Our current work demonstrates that assessing axonal transport rates using MEMRI can be used as both an early indicator of decline and an early output measure of improvement and that this is not only reflected through short-term behavioral improvements but also through PTMs of tau and tubulin. Additionally, we find that amyloid pathology is altered and improved in the hippocampus with an extended treatment at a later stage of amyloid accumulation in the APP/PS1 mouse model. Previous studies have indicated that HDAC6 may play a role in autophagosome formation [21], which warrant additional investigation after treatment with ACY-738, along with specificity of this inhibitor to be effective acutely or over time in other models of AD or related dementias.
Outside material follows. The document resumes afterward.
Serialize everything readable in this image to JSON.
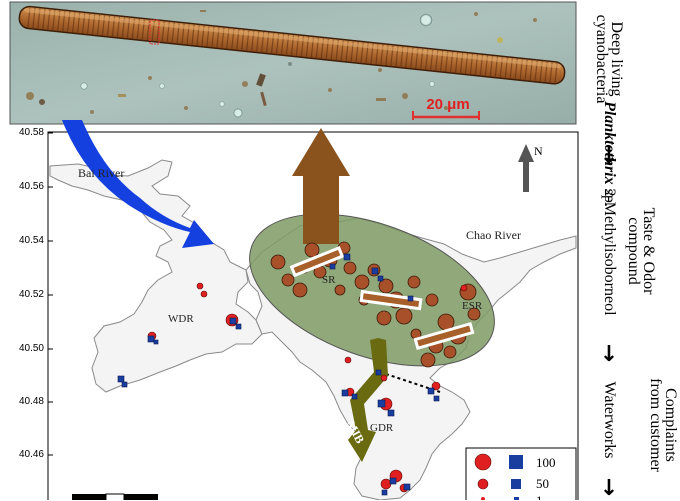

Systematic Review: Our work investigates a novel, potent, specific HDAC6 inhibitor developed by Acetylon Pharmaceuticals in a preclinical proof of concept study for Alzheimer's disease (AD). Recent studies have investigated conventional HDAC6 inhibitors such as tubacin and tubastatin A with limited success because of lack of blood-brain barrier penetration and toxicity.

Interpretation: Our study builds on previous work in AD models using manganese-enhanced magnetic resonance imaging as a noninvasive, longitudinal measurement of in vivo axonal transport using genetic overexpression models. In addition to this, we submit this study as the first to effectively demonstrate the oral delivery of ACY-738 in a mouse model of AD.

Future Directions: In the future, more investigation into the mechanisms of uptake and consistency of results in other models of AD are necessary to move this compound into clinical trials.